2. **Programmatic API**

```python
import pandas as pd
import joblib
from co2_emissions_ml.models import predict_bundle

# Load pre-trained bundle
bundle = joblib.load("models/bundle.pkl")

# Prepare new data
df_new = pd.read_csv("your_new_data.csv")
X_new  = df_new.copy()

# Predict
df_new["predicted_CO2"] = predict_bundle(bundle, X_new)
df_new.to_csv("predictions.csv", index=False)
```

## 🚀 Usage of GitHub Repository

1. **Prepare data**
   Place New Dataset.csv under data/.

2. **Run notebook**
   Open and execute notebooks/co2_emissions_predict.ipynb to reproduce EDA, model training, and evaluation.

3. **Diagnostics & plots**
   Generated in figures/:
   - Parity plot
   - Residual histogram & Q-Q plot
   - Learning curve
   - Permutation & SHAP importance charts

Note: The notebook co2_emissions_predict.ipynb contains the complete code for the thesis whereas the src folder only contains the code for the new pipeline presented in this research.

## 📊 Results Snapshot

Figure: ![Predicted vs. True CO₂ Emissions](Figures/Parity%20Plot.png)
Figure: ![Learning Curve](<Figures/Learning%20Curve%20(R2).png>)

## 📚 References

- Smith A., Jones B., Lee C. (2020). Random Forest–Based Prediction of Vehicle CO₂ Emissions. Int. J. Automotive Technol.

- Gupta R., Ramesh S. (2021). XGBoost Regression for Estimating Vehicle Emissions. IEEE Trans. Intelligent Vehicles.

- Tansini A., Pavlović I., Fontaras G. (2022). Forecasting CO₂ Emissions Using Ensemble, ML & DL. PeerJ.

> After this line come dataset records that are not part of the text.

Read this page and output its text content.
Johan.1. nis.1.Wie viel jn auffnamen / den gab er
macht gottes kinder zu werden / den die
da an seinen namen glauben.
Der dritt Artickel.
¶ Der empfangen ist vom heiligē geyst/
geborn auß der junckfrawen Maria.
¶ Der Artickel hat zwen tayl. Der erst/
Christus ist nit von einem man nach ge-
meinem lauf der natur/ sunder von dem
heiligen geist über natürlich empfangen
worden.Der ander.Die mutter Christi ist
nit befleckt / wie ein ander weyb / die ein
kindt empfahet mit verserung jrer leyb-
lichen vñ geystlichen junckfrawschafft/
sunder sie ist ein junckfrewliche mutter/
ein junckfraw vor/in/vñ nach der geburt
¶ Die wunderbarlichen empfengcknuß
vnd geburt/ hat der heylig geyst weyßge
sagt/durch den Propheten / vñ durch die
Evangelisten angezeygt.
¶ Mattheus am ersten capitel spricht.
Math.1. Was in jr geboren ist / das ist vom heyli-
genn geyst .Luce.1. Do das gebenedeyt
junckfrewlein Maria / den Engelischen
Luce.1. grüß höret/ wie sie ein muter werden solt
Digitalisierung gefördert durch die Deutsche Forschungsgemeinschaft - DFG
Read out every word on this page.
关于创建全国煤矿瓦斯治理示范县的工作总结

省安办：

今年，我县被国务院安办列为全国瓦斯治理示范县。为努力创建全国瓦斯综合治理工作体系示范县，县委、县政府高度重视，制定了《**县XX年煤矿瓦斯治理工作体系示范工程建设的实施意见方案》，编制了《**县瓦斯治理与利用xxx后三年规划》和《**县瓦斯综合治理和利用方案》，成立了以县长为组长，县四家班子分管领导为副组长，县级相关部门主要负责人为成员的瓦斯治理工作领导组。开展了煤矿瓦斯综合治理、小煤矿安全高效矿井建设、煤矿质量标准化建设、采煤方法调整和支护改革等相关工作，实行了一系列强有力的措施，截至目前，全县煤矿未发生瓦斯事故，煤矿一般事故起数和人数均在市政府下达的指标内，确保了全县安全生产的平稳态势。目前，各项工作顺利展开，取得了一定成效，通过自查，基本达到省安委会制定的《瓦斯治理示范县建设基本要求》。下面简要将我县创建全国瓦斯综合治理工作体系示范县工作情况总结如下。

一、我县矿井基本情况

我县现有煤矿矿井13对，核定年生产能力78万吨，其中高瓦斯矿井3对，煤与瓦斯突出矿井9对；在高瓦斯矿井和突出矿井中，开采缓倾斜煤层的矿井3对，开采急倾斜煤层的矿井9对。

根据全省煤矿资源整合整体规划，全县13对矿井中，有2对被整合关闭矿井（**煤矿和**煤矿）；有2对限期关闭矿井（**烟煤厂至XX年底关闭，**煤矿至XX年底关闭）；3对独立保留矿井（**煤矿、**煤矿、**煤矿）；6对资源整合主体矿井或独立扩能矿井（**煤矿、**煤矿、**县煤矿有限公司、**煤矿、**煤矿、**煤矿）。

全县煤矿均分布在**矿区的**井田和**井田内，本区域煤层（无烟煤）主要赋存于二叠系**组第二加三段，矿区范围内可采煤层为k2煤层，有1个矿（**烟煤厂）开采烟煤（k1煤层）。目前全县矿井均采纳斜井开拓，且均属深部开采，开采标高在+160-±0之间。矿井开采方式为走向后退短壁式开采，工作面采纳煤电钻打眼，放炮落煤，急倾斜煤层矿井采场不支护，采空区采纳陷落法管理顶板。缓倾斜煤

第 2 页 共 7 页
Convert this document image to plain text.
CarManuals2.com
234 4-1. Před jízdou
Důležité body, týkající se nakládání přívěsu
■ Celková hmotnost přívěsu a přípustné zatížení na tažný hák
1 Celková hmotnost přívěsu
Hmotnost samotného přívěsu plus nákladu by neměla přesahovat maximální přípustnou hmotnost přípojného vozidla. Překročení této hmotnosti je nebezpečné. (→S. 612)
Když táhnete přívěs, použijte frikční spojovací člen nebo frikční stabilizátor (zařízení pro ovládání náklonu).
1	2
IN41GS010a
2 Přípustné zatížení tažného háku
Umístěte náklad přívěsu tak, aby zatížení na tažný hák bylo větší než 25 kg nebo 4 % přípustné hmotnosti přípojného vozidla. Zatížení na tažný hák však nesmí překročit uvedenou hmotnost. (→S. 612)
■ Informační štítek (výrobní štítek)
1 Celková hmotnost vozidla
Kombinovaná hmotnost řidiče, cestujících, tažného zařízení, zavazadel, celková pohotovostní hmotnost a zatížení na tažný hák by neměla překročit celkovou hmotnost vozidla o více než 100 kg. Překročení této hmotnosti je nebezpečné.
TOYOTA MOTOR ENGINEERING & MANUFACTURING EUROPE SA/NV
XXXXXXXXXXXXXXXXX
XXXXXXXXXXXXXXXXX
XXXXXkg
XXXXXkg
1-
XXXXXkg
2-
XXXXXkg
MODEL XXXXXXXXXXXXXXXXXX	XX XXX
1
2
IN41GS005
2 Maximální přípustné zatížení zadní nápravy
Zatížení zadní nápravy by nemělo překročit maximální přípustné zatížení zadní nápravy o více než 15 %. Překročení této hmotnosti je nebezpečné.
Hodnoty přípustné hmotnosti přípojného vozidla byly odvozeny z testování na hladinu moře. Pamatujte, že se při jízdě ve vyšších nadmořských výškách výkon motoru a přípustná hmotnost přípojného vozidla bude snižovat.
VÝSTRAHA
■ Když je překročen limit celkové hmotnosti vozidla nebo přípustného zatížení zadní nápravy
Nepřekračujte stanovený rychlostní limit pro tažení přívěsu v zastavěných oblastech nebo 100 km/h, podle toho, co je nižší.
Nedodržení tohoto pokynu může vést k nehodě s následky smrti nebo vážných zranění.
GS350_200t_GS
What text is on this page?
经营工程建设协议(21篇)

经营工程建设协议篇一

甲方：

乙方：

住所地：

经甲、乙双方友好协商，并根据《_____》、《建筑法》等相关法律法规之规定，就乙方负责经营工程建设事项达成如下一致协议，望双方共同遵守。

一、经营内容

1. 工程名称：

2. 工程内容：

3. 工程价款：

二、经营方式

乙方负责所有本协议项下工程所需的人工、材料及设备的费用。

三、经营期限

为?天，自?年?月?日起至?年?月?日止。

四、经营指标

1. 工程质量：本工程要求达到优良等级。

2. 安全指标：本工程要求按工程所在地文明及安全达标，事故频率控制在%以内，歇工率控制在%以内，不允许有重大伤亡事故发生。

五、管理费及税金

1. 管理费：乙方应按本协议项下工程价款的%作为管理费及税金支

- Zhao P., Zhang X., Li Y. (2023). Global Fuel- and Vehicle-Type-Specific CO₂ Emissions. Earth Syst. Sci. Data.

- Government of Canada (2024). Fuel Consumption Ratings. Open Gov. Portal.

- U.S. EPA (2022). 2022 EPA Automotive Trends Report. EPA-420-S-22-001.

- (See full bibliography in reports/.)

## 📄 License

This project is licensed under the MIT License. See LICENSE for details.